Avro is a schema format developed by Apache, commonly used with Kafka. Unlike Protobuf which uses field numbers, Avro uses field names — same as JSON.

{
  "type": "record",
  "name": "Order",
  "fields": [
    { "name": "order_id", "type": "int" },
    { "name": "amount",   "type": "float" }
  ]
}

No field numbers. Fields are identified by name.


The Problem With Field Names#

If identity is based on name, renaming a field is a breaking change:

{ "name": "amount" }      { "name": "price" }

Old messages have amount. New consumer looks for price. No match — field is lost.

This is the fundamental tradeoff vs Protobuf:

Protobuf Avro
Field identity Number Name
Rename field Safe Breaking change
Human readable schema Yes Yes (JSON)

Writer Schema vs Reader Schema#

Avro solves compatibility differently from Protobuf. Instead of field numbers, it uses schema resolution — comparing the schema the producer used (writer schema) against the schema the consumer has (reader schema).

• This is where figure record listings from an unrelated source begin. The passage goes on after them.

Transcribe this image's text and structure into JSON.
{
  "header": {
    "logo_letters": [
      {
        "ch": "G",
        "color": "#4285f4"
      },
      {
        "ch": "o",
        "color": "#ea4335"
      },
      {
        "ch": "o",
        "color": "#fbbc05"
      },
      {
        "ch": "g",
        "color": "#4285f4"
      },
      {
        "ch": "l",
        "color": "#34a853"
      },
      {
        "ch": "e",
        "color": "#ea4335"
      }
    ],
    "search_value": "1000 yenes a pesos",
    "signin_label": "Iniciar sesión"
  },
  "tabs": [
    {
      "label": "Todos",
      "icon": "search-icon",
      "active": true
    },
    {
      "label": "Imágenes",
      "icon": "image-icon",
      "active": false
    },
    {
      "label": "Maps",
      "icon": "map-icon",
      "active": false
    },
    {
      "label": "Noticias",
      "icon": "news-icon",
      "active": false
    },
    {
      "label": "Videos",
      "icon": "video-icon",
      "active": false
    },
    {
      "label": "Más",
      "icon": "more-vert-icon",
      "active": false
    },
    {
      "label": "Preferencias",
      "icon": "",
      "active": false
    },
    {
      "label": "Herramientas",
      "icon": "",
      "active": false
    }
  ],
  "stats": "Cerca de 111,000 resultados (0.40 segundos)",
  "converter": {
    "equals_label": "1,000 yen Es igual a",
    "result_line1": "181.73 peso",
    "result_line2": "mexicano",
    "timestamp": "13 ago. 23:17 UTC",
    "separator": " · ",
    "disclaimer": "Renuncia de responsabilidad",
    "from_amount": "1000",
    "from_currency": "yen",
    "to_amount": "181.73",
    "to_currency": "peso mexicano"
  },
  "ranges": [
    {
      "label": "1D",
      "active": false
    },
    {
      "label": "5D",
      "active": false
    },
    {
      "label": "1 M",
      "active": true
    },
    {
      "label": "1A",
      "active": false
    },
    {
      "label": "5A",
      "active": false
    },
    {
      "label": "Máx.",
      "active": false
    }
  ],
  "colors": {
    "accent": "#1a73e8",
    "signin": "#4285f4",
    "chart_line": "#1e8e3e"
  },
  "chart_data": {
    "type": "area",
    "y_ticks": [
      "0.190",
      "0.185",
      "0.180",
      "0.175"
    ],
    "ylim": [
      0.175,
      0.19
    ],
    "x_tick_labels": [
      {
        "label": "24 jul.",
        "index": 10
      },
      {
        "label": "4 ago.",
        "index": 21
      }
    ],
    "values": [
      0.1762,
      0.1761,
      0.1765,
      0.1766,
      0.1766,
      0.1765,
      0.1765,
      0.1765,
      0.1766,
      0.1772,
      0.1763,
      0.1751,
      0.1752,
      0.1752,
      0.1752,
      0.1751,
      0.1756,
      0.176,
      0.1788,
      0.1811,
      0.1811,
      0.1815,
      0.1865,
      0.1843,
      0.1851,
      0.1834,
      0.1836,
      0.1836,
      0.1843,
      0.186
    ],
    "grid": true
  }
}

Writer schema (producer):   { order_id, amount }
Reader schema (consumer):   { order_id, amount, currency }

Avro compares them field by field and resolves differences:

  • Field in reader but not in writer → use the default value defined in reader schema
  • Field in writer but not in reader → ignore it
  • Field in both → deserialize normally

Default Values Are Mandatory for New Fields#

Since Avro relies on defaults for missing fields, every new field must have a default value:

{
  "name": "currency",
  "type": "string",
  "default": "USD"     required for backward compatibility
}

If you add a field without a default, old messages (which don't have this field) cannot be read by the new consumer. Schema Registry will reject it.


Why Schema Registry Is Critical for Avro#

Protobuf embeds field numbers in the binary — the consumer can partially decode even without the exact writer schema.

Avro binary is just values, no field names or numbers:

Binary: [123] [50.0]   ← just raw values, no labels

Without the writer schema, the consumer has no idea what these bytes mean. It cannot deserialize at all.

This is why Schema Registry is not optional for Avro — the consumer must fetch the exact writer schema to make sense of the binary data.